Pour ce faire, des mécanismes financiers existent en Europe, souligne Geoffrey Yu, stratégiste chez BNY Mellon.
« Lors de la dernière pandémie, l’Europe avait mis en place un mécanisme d’émission de dette en commun dans le cadre du programme ‘NextGenEU’. A un moment où les tensions commerciales avec les Etats-Unis et la Chine risquent d’être ravivées, la mise en place d’un cadre pour mieux absorber les chocs externes et améliorer la croissance des revenus en Europe serait la bienvenue », explique-t-il.
Quel est le contexte en Europe ?
Parmi les leviers que l’Europe et la France devraient considérer en priorité l’amélioration de la productivité des services publics et du secteur de la construction, un point soulevé par Christine Lagarde, la présidente de la Banque centrale européenne, lors de son discours à Sintra, au Portugal, en juin 2023.
Cette stratégie n’est pas sans rappeler celle du rapport Draghi remis en septembre dernier aux autorités européennes pour rendre l’Europe plus résiliente dans un contexte mondial plus concurrentiel.
Mais tout dépendra du gouvernement en place.

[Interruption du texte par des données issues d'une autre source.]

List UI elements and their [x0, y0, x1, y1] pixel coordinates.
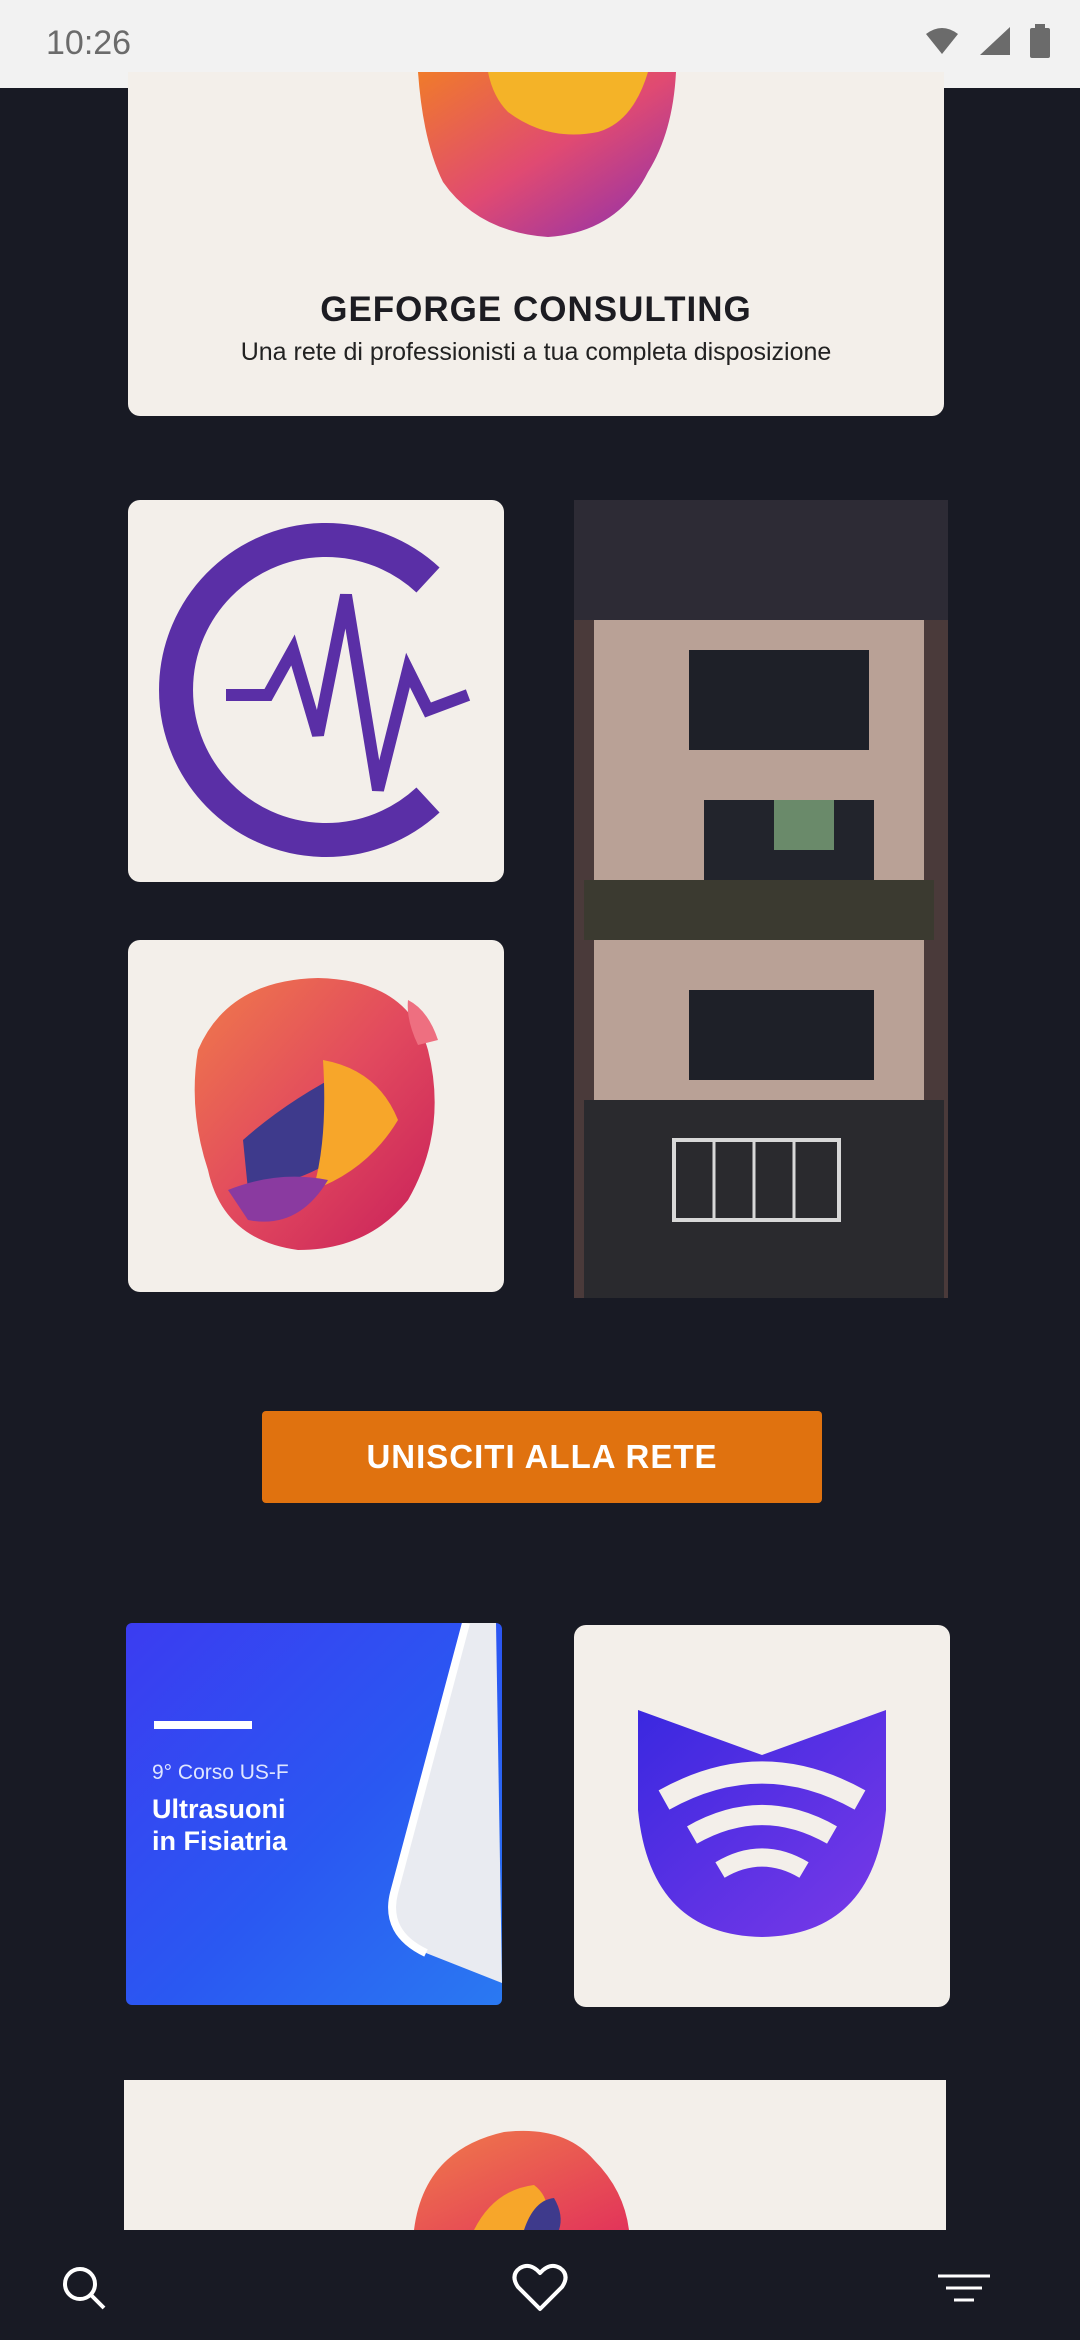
- join-network-button[interactable]: UNISCITI ALLA RETE: [262, 1411, 822, 1503]
- c-pulse-logo-icon: [159, 523, 471, 857]
- ultrasound-wave-logo-icon: [638, 1710, 886, 1937]
- course-card[interactable]: 9° Corso US-F Ultrasuoni in Fisiatria: [126, 1623, 502, 2005]
- building-photo[interactable]: [574, 500, 948, 1298]
- hero-title: GEFORGE CONSULTING: [320, 290, 752, 329]
- status-icons: [924, 24, 1050, 62]
- menu-icon[interactable]: [934, 2258, 994, 2318]
- consulting-logo-tile[interactable]: [128, 500, 504, 882]
- wifi-icon: [924, 26, 960, 60]
- bottom-card[interactable]: [124, 2080, 946, 2230]
- abstract-p-logo-icon: [194, 978, 438, 1250]
- colorful-logo-partial-icon: [414, 2130, 629, 2230]
- ultrasound-device-image: [388, 1623, 502, 1983]
- hero-card[interactable]: GEFORGE CONSULTING Una rete di professio…: [128, 72, 944, 416]
- search-icon[interactable]: [54, 2258, 114, 2318]
- geforge-logo-icon: [418, 72, 676, 237]
- building-image: [574, 500, 948, 1298]
- battery-icon: [1030, 24, 1050, 62]
- colorful-logo-tile[interactable]: [128, 940, 504, 1292]
- bottom-navigation: [0, 2230, 1080, 2340]
- heart-icon[interactable]: [510, 2258, 570, 2318]
- hero-subtitle: Una rete di professionisti a tua complet…: [240, 338, 832, 366]
- ultrasound-logo-tile[interactable]: [574, 1625, 950, 2007]
- status-time: 10:26: [46, 24, 132, 62]
- signal-icon: [978, 25, 1012, 61]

« Il y aurait un changement profond de perception de la situation politique en France si l’on avait une coalition entre la gauche et le RN qui ne s’accorde que sur l’augmentation des dépenses publiques et qu’il n’y ait pas de majorité sur la réduction des dépenses. Ceci risquerait d’augmenter la dette de la France et pourrait avoir des conséquences fâcheuses », avertit Marie-Anne Allier.